How to become a Glazier
Glaziers usually need a high school diploma or the equivalent and it would be helpful for one interested in this career choice to take classes in math while still in school.
Typically, a glazier enters an apprenticeship program that lasts about 4 years. For every year attending, the student must complete at least 144 hours of related technical training and 2,000 hours of paid on-the-job training. Instruction includes the use of tools and equipment of the trade and learning installation techniques, as well as, safety practices and first aid and other subjects, like math and blueprint reading. Some groups sponsor apprenticeship programs, including contractor and union associations.
The qualifications for entering these apprenticeship programs are: one must be 18 years old, hold a high school diploma or the equivalent, and be physically able to perform the job. Only two states require a license, which are Florida and Connecticut, which require applicants to complete an apprenticeship, pass an exam, and have a combination of work experience and education.

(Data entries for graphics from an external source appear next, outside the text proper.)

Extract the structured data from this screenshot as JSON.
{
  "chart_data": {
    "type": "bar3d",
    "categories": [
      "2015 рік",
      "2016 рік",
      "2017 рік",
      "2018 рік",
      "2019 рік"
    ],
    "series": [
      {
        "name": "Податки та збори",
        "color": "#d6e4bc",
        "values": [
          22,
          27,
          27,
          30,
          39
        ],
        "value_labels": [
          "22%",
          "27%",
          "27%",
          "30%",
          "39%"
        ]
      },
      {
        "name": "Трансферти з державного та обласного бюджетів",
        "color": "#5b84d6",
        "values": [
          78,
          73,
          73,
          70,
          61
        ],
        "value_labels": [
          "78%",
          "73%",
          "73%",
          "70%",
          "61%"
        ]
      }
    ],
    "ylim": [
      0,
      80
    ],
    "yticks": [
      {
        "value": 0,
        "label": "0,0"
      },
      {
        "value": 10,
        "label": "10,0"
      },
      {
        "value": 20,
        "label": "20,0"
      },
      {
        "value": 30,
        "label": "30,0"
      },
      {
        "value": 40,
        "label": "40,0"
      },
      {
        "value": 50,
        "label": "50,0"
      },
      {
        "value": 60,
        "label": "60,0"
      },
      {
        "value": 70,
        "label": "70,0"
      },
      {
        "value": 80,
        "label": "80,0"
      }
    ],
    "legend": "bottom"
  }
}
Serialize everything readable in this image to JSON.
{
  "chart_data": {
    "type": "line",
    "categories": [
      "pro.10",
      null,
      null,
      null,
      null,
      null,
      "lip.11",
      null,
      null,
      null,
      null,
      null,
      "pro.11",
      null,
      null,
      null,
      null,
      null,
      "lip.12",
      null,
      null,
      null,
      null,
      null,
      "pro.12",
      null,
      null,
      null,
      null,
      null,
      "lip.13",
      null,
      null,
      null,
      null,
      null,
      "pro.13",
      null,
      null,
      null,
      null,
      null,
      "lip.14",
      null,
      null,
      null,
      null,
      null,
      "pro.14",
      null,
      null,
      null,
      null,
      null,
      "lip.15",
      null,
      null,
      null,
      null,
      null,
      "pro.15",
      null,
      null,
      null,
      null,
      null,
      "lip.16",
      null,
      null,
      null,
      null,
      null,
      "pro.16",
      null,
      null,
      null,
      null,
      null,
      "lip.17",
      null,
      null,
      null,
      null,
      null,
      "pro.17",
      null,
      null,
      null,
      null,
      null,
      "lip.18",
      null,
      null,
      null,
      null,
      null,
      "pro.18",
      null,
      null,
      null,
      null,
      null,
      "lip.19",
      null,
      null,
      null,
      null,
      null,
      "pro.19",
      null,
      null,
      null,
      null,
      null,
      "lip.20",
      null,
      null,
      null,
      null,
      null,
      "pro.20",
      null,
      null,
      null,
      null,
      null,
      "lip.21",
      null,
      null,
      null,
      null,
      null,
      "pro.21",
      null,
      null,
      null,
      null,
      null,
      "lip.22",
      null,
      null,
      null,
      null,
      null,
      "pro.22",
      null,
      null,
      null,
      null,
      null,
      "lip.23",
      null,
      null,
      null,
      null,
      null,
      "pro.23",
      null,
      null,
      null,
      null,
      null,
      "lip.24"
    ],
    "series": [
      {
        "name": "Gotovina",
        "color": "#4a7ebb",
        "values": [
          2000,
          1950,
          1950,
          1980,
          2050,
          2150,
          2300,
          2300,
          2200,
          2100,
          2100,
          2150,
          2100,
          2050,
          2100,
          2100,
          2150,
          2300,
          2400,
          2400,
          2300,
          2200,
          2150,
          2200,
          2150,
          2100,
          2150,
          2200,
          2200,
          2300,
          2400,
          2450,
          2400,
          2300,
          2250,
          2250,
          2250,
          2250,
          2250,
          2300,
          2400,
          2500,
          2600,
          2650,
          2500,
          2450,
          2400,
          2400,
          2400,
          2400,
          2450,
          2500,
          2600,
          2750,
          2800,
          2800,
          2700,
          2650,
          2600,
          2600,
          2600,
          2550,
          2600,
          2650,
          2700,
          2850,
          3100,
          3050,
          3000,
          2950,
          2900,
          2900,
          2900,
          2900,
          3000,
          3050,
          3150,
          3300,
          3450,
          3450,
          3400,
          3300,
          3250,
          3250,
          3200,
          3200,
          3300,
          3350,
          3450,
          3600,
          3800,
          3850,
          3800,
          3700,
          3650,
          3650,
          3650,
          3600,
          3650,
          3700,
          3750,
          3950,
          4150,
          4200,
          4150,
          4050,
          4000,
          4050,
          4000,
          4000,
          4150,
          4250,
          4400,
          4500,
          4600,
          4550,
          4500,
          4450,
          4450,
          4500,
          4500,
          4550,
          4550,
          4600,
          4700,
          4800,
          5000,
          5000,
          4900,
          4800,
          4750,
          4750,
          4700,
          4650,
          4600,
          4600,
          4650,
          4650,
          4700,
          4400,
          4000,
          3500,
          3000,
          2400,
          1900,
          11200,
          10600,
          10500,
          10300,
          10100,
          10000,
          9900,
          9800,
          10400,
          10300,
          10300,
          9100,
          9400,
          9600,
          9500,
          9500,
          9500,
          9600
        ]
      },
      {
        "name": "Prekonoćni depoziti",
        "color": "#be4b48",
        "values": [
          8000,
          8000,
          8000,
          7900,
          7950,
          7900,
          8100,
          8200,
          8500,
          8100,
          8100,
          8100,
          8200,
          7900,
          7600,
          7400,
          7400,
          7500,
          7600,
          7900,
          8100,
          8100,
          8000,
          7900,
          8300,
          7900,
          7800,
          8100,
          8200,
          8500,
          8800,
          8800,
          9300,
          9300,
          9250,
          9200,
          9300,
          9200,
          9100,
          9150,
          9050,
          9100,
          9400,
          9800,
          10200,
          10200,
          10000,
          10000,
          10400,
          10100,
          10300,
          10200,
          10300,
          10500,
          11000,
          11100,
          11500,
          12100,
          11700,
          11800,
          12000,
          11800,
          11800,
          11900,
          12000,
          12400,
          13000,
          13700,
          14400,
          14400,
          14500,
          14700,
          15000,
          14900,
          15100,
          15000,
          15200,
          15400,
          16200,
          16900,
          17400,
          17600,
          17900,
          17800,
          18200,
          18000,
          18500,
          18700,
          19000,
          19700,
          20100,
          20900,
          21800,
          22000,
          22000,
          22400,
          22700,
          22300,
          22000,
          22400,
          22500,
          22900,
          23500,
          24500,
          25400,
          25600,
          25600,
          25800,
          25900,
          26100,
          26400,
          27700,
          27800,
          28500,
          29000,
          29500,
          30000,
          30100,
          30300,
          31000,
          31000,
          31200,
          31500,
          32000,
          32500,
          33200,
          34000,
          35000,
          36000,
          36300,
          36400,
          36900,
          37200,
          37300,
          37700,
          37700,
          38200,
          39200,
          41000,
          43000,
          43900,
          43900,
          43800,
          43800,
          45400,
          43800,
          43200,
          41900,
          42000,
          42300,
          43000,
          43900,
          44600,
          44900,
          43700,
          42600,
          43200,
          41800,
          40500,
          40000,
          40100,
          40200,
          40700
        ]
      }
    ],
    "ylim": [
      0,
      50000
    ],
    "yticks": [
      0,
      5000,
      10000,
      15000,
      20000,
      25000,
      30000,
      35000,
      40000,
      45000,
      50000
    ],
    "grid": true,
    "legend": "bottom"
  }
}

Job Description of a Glazier
Glaziers have various tasks to perform on a job with different levels of difficulty. However, they typically have the duties of following specifications for the job and reading relevant blueprints. They may need to remove old or broken glass or other materials before the installation of replacement glass. He or she must properly cut glass to the specified shape and size.
Some glaziers may need to make or install moldings or sashes for the glass installation and secure them in with clips, moldings, or other fasteners. They install weather seals or putty around pane edges to seal joints. A glazier may install shower doors, table tops, security windows, storefront windows, or many other variety of glass installations.